I disagree with Patrick, I do not think of Harold Lloyd as an amazing acrobat. That was Buster Keaton's forte. This movie in fact, makes the point that Harold Lloyd was not an acrobat. The part of the acrobatic man he works with to help drum up business could have been played by Buster Keaton, who was an acrobat in vaudeville before being discovered by Fatty Arbuckle.
I have seen many of Harold Lloyd's films but never really took notice of his gloves before. They are very obvious here in many scenes, especially near the end when he grabs the policeman's leg. You have to give this guy credit for pulling off his stunts so well with such a handicap.
Harold Lloyd in Never Weaken.
Lloyd may not have been the acrobat that Keaton was, but then who was? That doesn't mean that he wasn't an accomplished acrobat capable of throwing himself around and performing the most amazing stunts, because he was. It wasn't his main shtick, but he was definitely an acrobat.

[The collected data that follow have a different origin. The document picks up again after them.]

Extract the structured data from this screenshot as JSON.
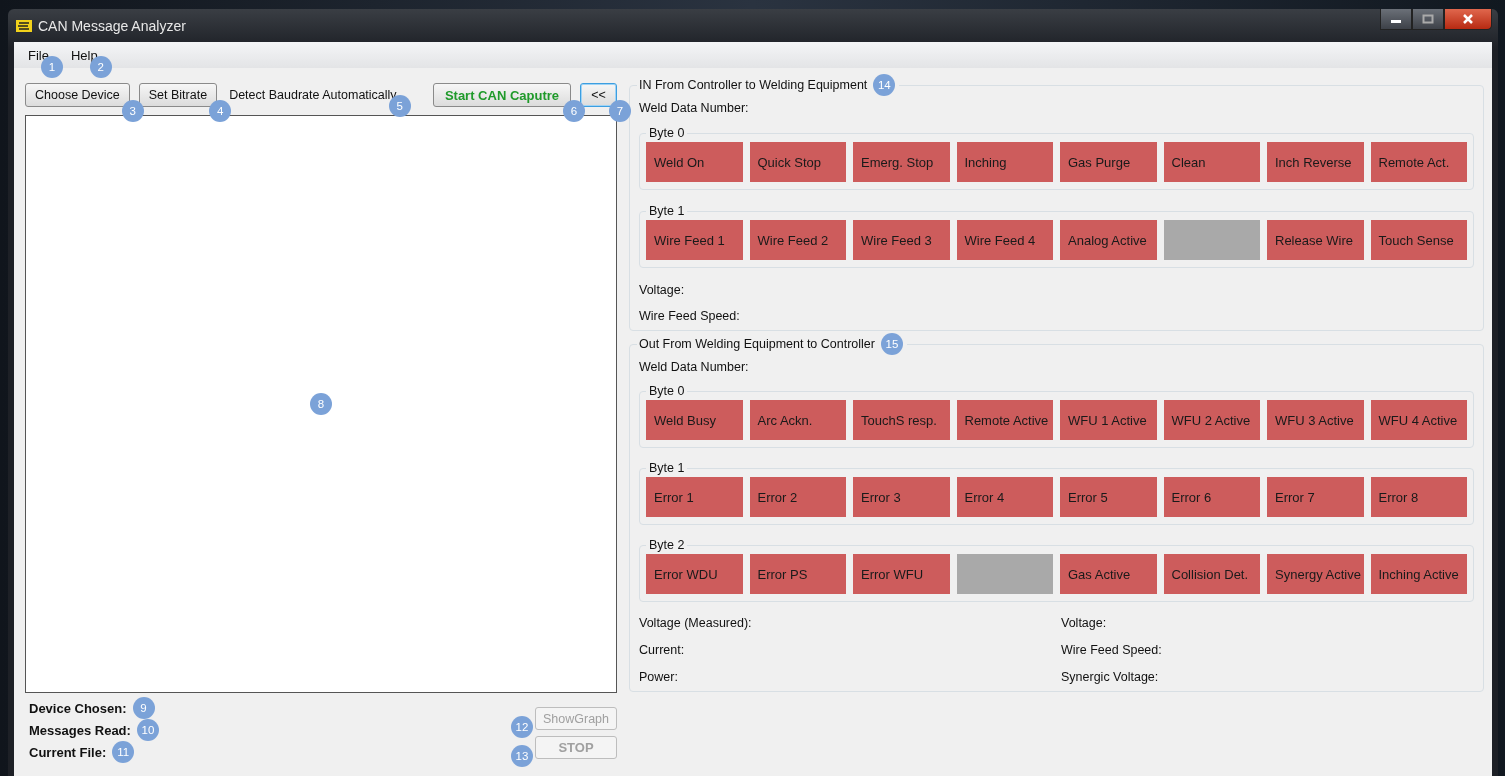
{
  "window": {
    "title": "CAN Message Analyzer"
  },
  "menu": [
    {
      "label": "File",
      "callout": "1"
    },
    {
      "label": "Help",
      "callout": "2"
    }
  ],
  "toolbar": {
    "choose_device": {
      "label": "Choose Device",
      "callout": "3"
    },
    "set_bitrate": {
      "label": "Set Bitrate",
      "callout": "4"
    },
    "detect_baudrate": {
      "text": "Detect Baudrate Automatically",
      "callout": "5"
    },
    "start_capture": {
      "label": "Start CAN Caputre",
      "callout": "6"
    },
    "collapse": {
      "label": "<<",
      "focused": true,
      "callout": "7"
    }
  },
  "message_log": {
    "callout": "8"
  },
  "status": [
    {
      "label": "Device Chosen:",
      "callout": "9"
    },
    {
      "label": "Messages Read:",
      "callout": "10"
    },
    {
      "label": "Current File:",
      "callout": "11"
    }
  ],
  "bottom_buttons": [
    {
      "label": "ShowGraph",
      "disabled": true,
      "bold": false,
      "callout": "12"
    },
    {
      "label": "STOP",
      "disabled": true,
      "bold": true,
      "callout": "13"
    }
  ],
  "in_group": {
    "title": "IN From Controller to Welding Equipment",
    "callout": "14",
    "fields_top": [
      "Weld Data Number:"
    ],
    "bytes": [
      {
        "title": "Byte 0",
        "bits": [
          {
            "kind": "flag",
            "label": "Weld On"
          },
          {
            "kind": "flag",
            "label": "Quick Stop"
          },
          {
            "kind": "flag",
            "label": "Emerg. Stop"
          },
          {
            "kind": "flag",
            "label": "Inching"
          },
          {
            "kind": "flag",
            "label": "Gas Purge"
          },
          {
            "kind": "flag",
            "label": "Clean"
          },
          {
            "kind": "flag",
            "label": "Inch Reverse"
          },
          {
            "kind": "flag",
            "label": "Remote Act."
          }
        ]
      },
      {
        "title": "Byte 1",
        "bits": [
          {
            "kind": "flag",
            "label": "Wire Feed 1"
          },
          {
            "kind": "flag",
            "label": "Wire Feed 2"
          },
          {
            "kind": "flag",
            "label": "Wire Feed 3"
          },
          {
            "kind": "flag",
            "label": "Wire Feed 4"
          },
          {
            "kind": "flag",
            "label": "Analog Active"
          },
          {
            "kind": "unused"
          },
          {
            "kind": "flag",
            "label": "Release Wire"
          },
          {
            "kind": "flag",
            "label": "Touch Sense"
          }
        ]
      }
    ],
    "fields_bottom": [
      "Voltage:",
      "Wire Feed Speed:"
    ]
  },
  "out_group": {
    "title": "Out From Welding Equipment to Controller",
    "callout": "15",
    "fields_top": [
      "Weld Data Number:"
    ],
    "bytes": [
      {
        "title": "Byte 0",
        "bits": [
          {
            "kind": "flag",
            "label": "Weld Busy"
          },
          {
            "kind": "flag",
            "label": "Arc Ackn."
          },
          {
            "kind": "flag",
            "label": "TouchS resp."
          },
          {
            "kind": "flag",
            "label": "Remote Active"
          },
          {
            "kind": "flag",
            "label": "WFU 1 Active"
          },
          {
            "kind": "flag",
            "label": "WFU 2 Active"
          },
          {
            "kind": "flag",
            "label": "WFU 3 Active"
          },
          {
            "kind": "flag",
            "label": "WFU 4 Active"
          }
        ]
      },
      {
        "title": "Byte 1",
        "bits": [
          {
            "kind": "flag",
            "label": "Error 1"
          },
          {
            "kind": "flag",
            "label": "Error 2"
          },
          {
            "kind": "flag",
            "label": "Error 3"
          },
          {
            "kind": "flag",
            "label": "Error 4"
          },
          {
            "kind": "flag",
            "label": "Error 5"
          },
          {
            "kind": "flag",
            "label": "Error 6"
          },
          {
            "kind": "flag",
            "label": "Error 7"
          },
          {
            "kind": "flag",
            "label": "Error 8"
          }
        ]
      },
      {
        "title": "Byte 2",
        "bits": [
          {
            "kind": "flag",
            "label": "Error WDU"
          },
          {
            "kind": "flag",
            "label": "Error PS"
          },
          {
            "kind": "flag",
            "label": "Error WFU"
          },
          {
            "kind": "unused"
          },
          {
            "kind": "flag",
            "label": "Gas Active"
          },
          {
            "kind": "flag",
            "label": "Collision Det."
          },
          {
            "kind": "flag",
            "label": "Synergy Active"
          },
          {
            "kind": "flag",
            "label": "Inching Active"
          }
        ]
      }
    ],
    "readings_left": [
      "Voltage (Measured):",
      "Current:",
      "Power:"
    ],
    "readings_right": [
      "Voltage:",
      "Wire Feed Speed:",
      "Synergic Voltage:"
    ]
  }
}
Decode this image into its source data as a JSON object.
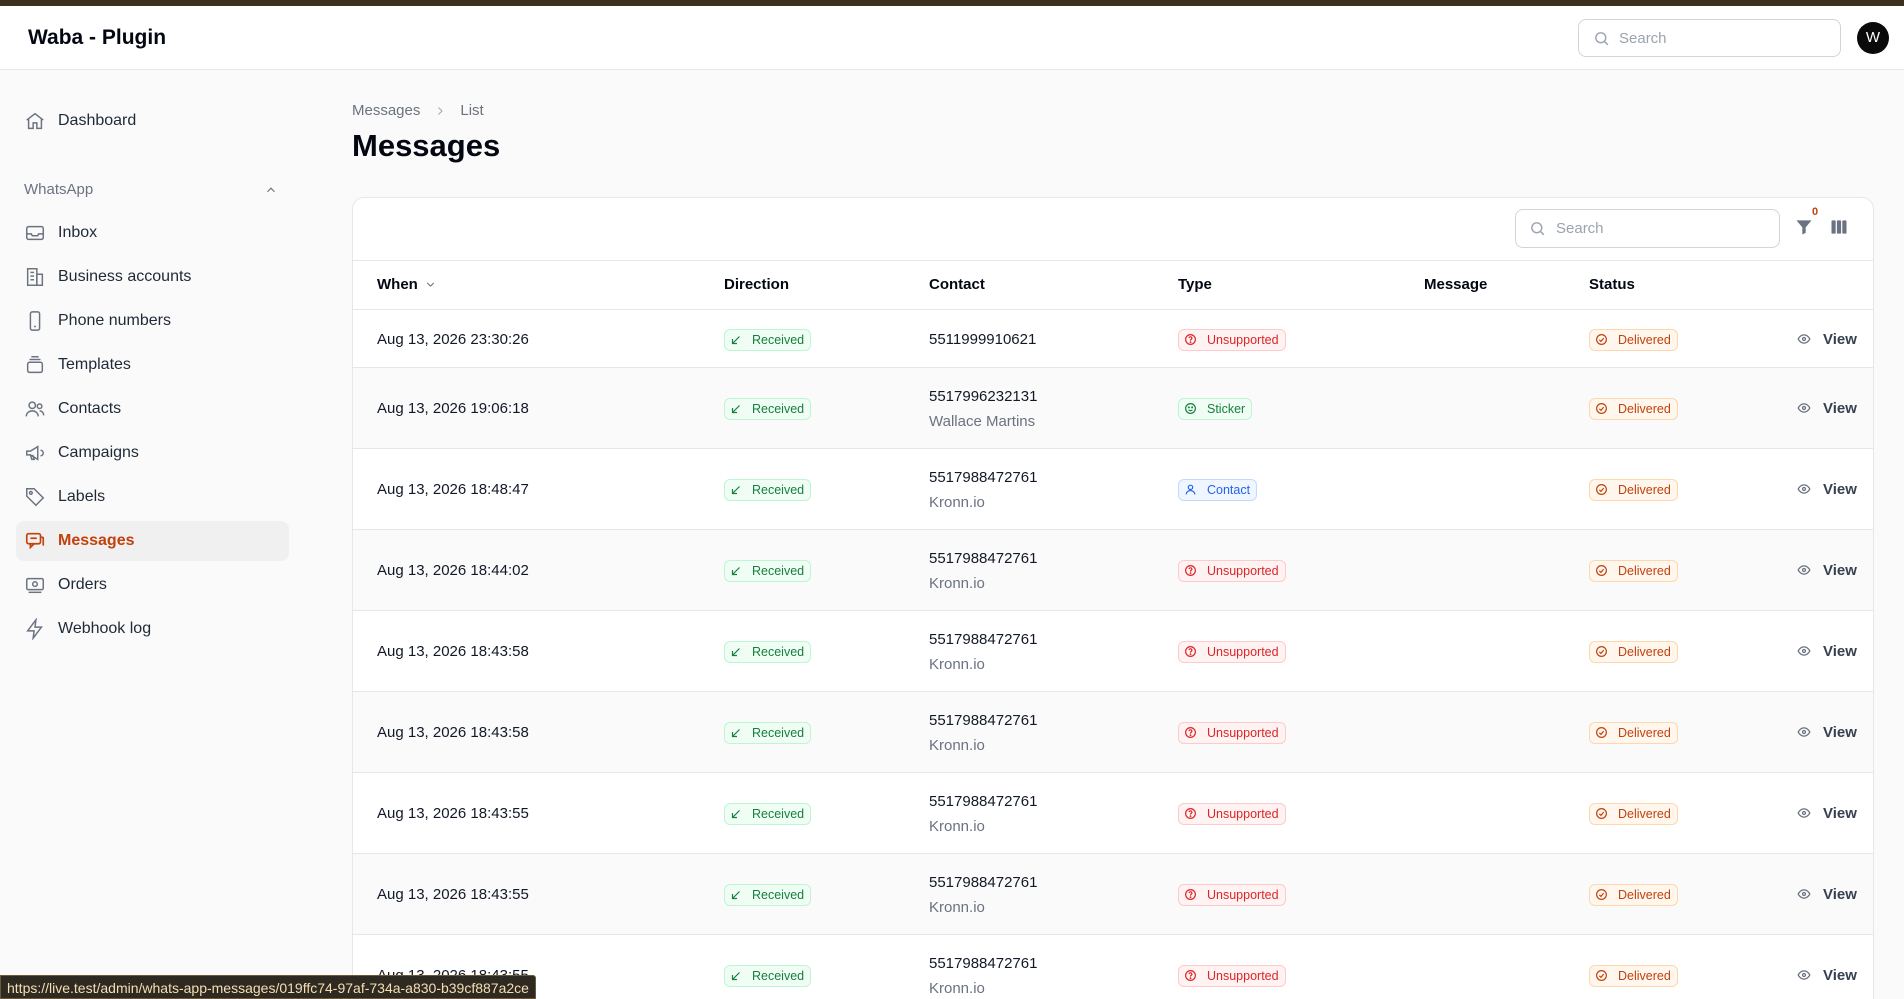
{
  "app": {
    "title": "Waba - Plugin",
    "avatar_initial": "W"
  },
  "topbar": {
    "search_placeholder": "Search"
  },
  "sidebar": {
    "dashboard": "Dashboard",
    "group_label": "WhatsApp",
    "items": [
      {
        "label": "Inbox",
        "icon": "inbox-icon"
      },
      {
        "label": "Business accounts",
        "icon": "building-icon"
      },
      {
        "label": "Phone numbers",
        "icon": "phone-icon"
      },
      {
        "label": "Templates",
        "icon": "stack-icon"
      },
      {
        "label": "Contacts",
        "icon": "users-icon"
      },
      {
        "label": "Campaigns",
        "icon": "megaphone-icon"
      },
      {
        "label": "Labels",
        "icon": "tag-icon"
      },
      {
        "label": "Messages",
        "icon": "chat-icon",
        "active": true
      },
      {
        "label": "Orders",
        "icon": "cash-icon"
      },
      {
        "label": "Webhook log",
        "icon": "bolt-icon"
      }
    ]
  },
  "breadcrumb": {
    "parent": "Messages",
    "current": "List"
  },
  "page": {
    "title": "Messages"
  },
  "table": {
    "search_placeholder": "Search",
    "filter_count": "0",
    "columns": {
      "when": "When",
      "direction": "Direction",
      "contact": "Contact",
      "type": "Type",
      "message": "Message",
      "status": "Status"
    },
    "view_label": "View",
    "rows": [
      {
        "when": "Aug 13, 2026 23:30:26",
        "direction": "Received",
        "contact_number": "5511999910621",
        "contact_name": "",
        "type": "Unsupported",
        "type_kind": "unsupported",
        "status": "Delivered"
      },
      {
        "when": "Aug 13, 2026 19:06:18",
        "direction": "Received",
        "contact_number": "5517996232131",
        "contact_name": "Wallace Martins",
        "type": "Sticker",
        "type_kind": "sticker",
        "status": "Delivered"
      },
      {
        "when": "Aug 13, 2026 18:48:47",
        "direction": "Received",
        "contact_number": "5517988472761",
        "contact_name": "Kronn.io",
        "type": "Contact",
        "type_kind": "contact",
        "status": "Delivered"
      },
      {
        "when": "Aug 13, 2026 18:44:02",
        "direction": "Received",
        "contact_number": "5517988472761",
        "contact_name": "Kronn.io",
        "type": "Unsupported",
        "type_kind": "unsupported",
        "status": "Delivered"
      },
      {
        "when": "Aug 13, 2026 18:43:58",
        "direction": "Received",
        "contact_number": "5517988472761",
        "contact_name": "Kronn.io",
        "type": "Unsupported",
        "type_kind": "unsupported",
        "status": "Delivered"
      },
      {
        "when": "Aug 13, 2026 18:43:58",
        "direction": "Received",
        "contact_number": "5517988472761",
        "contact_name": "Kronn.io",
        "type": "Unsupported",
        "type_kind": "unsupported",
        "status": "Delivered"
      },
      {
        "when": "Aug 13, 2026 18:43:55",
        "direction": "Received",
        "contact_number": "5517988472761",
        "contact_name": "Kronn.io",
        "type": "Unsupported",
        "type_kind": "unsupported",
        "status": "Delivered"
      },
      {
        "when": "Aug 13, 2026 18:43:55",
        "direction": "Received",
        "contact_number": "5517988472761",
        "contact_name": "Kronn.io",
        "type": "Unsupported",
        "type_kind": "unsupported",
        "status": "Delivered"
      },
      {
        "when": "Aug 13, 2026 18:43:55",
        "direction": "Received",
        "contact_number": "5517988472761",
        "contact_name": "Kronn.io",
        "type": "Unsupported",
        "type_kind": "unsupported",
        "status": "Delivered"
      }
    ]
  },
  "statusbar": {
    "url": "https://live.test/admin/whats-app-messages/019ffc74-97af-734a-a830-b39cf887a2ce"
  }
}
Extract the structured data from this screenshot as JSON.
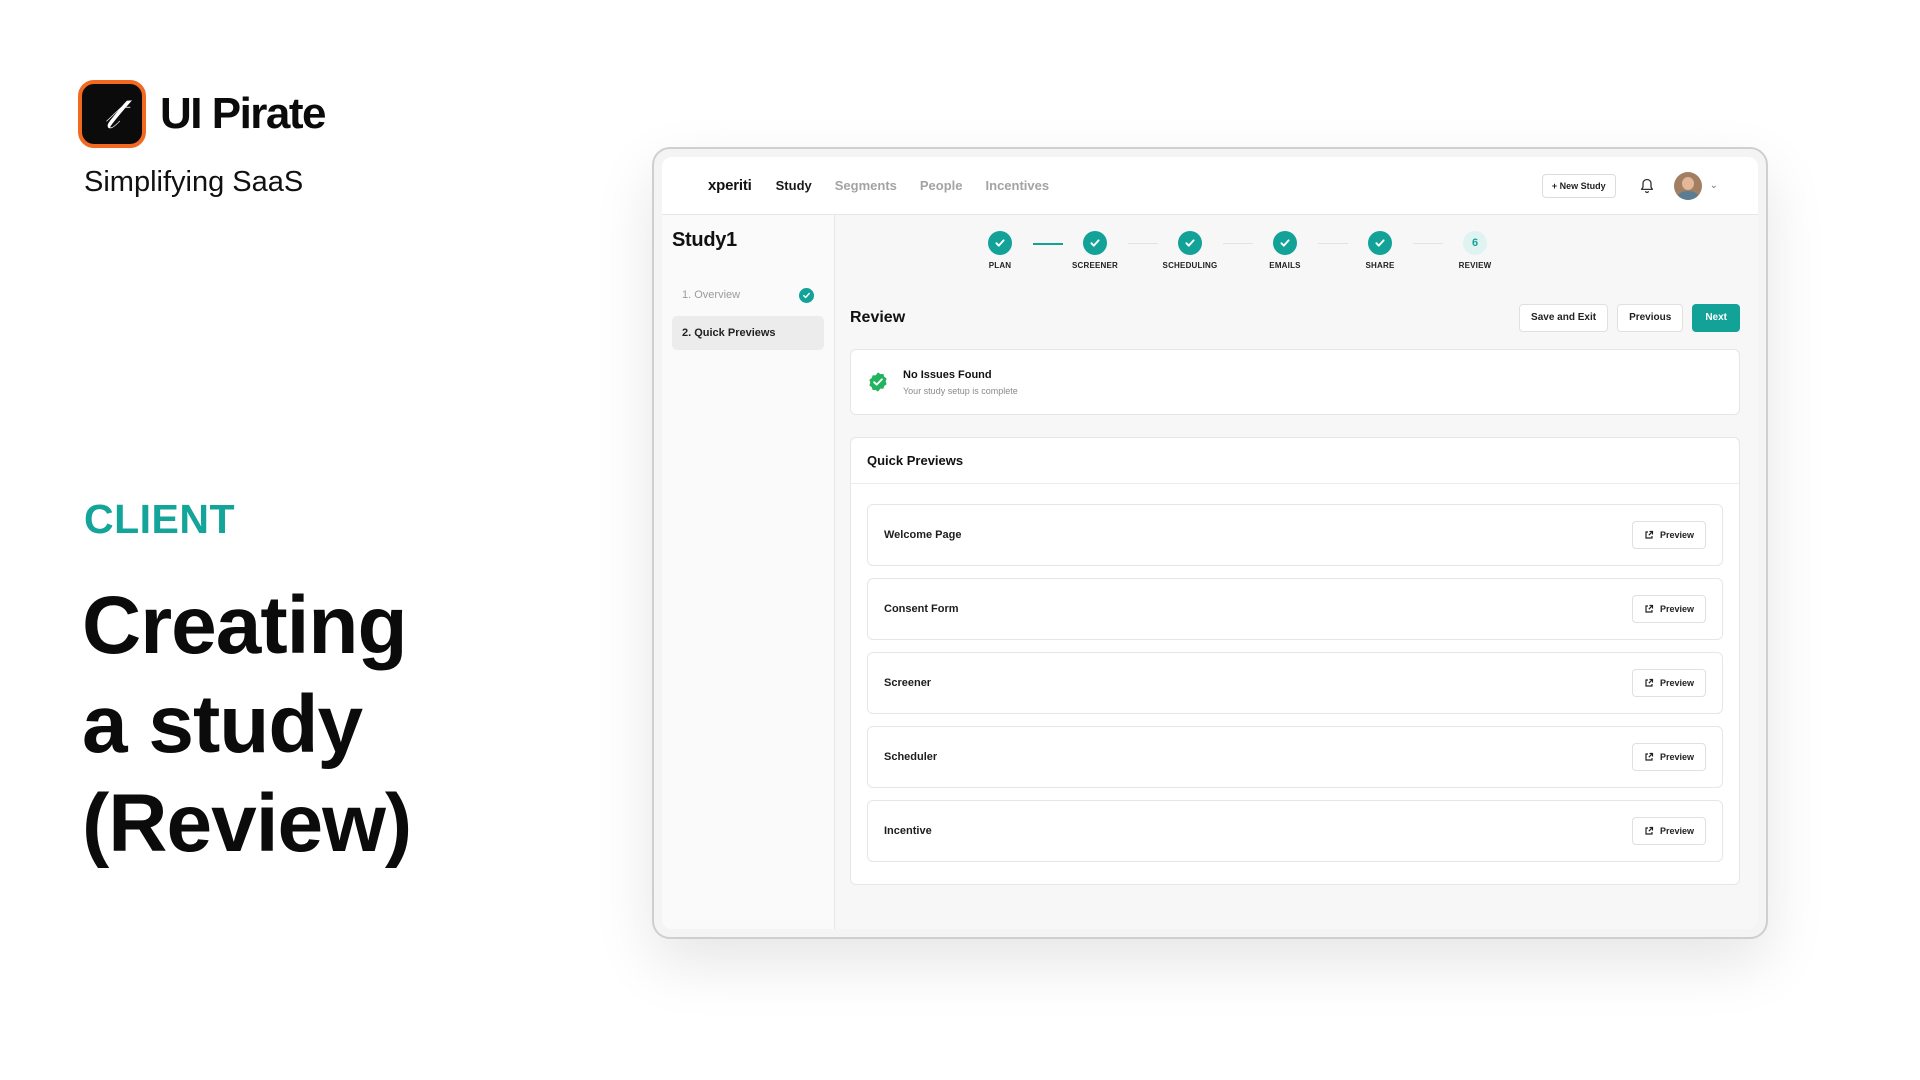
{
  "brand": {
    "logo_glyph": "𝓉",
    "name": "UI Pirate",
    "tagline": "Simplifying SaaS",
    "accent": "#f26a21"
  },
  "slide": {
    "category": "CLIENT",
    "headline": [
      "Creating",
      "a study",
      "(Review)"
    ],
    "category_color": "#13a49a"
  },
  "app": {
    "logo": "xperiti",
    "nav": [
      "Study",
      "Segments",
      "People",
      "Incentives"
    ],
    "active_nav": "Study",
    "new_study_label": "+ New Study",
    "icons": {
      "notifications": "bell-icon",
      "profile": "avatar",
      "menu": "chevron-down-icon"
    },
    "sidebar": {
      "title": "Study1",
      "items": [
        {
          "label": "1. Overview",
          "state": "complete"
        },
        {
          "label": "2. Quick Previews",
          "state": "active"
        }
      ]
    },
    "stepper": {
      "steps": [
        {
          "label": "PLAN",
          "state": "done"
        },
        {
          "label": "SCREENER",
          "state": "done"
        },
        {
          "label": "SCHEDULING",
          "state": "done"
        },
        {
          "label": "EMAILS",
          "state": "done"
        },
        {
          "label": "SHARE",
          "state": "done"
        },
        {
          "label": "REVIEW",
          "state": "current",
          "number": "6"
        }
      ]
    },
    "review": {
      "title": "Review",
      "save_exit_label": "Save and Exit",
      "previous_label": "Previous",
      "next_label": "Next"
    },
    "status": {
      "title": "No Issues Found",
      "subtitle": "Your study setup is complete"
    },
    "quick_previews": {
      "title": "Quick Previews",
      "button_label": "Preview",
      "items": [
        "Welcome Page",
        "Consent Form",
        "Screener",
        "Scheduler",
        "Incentive"
      ]
    },
    "colors": {
      "primary": "#12a297"
    }
  }
}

Out of the nearly 300 films that Lloyd made, only 5 of them were what he called his, “thrill comedies”. They were the ones where he ended up on top of a tall building or a ledge of some kind. They're what he's most famous for, but to say that his films in general were about getting to a gimmick, seems a bit harsh.
Having said all that though, this isn't Lloyd's best film. Yes, like my brothers said, the final 8 minutes where he's on the girders, is thrilling. Everything that comes before it though, is fairly run of the mill stuff. The plot feels repetitive. Just a year earlier Lloyd had made another thrill comedy called High and Dizzy about a doctor who doesn't have any patients, which ends with Lloyd out on the ledge of a tall building. In this film, there's a doctor, although not Lloyd this time, who doesn't have any patients, which ends with Lloyd on a tall building. Both films featured Lloyd's future wife, Mildred Davies.
Eric mentioned that Lloyd's gloves are noticeable in this short and they are quite prominent. In fact, in the closeup of his hand while he's holding the doctor's business card, you can see that he's wearing the gloves, but when the camera cuts to a wide shot of him, the gloves have mysteriously disappeared. There are also a couple of times where if you watch his hands you can tell that he's wearing the prosthetic by the way the thumb and index finger never bend. He would become much more skilled at hiding his handicap in later films.
This is a mildly amusing little film of Lloyd's, but he made better shorts before it and his best work was yet to come, in the features.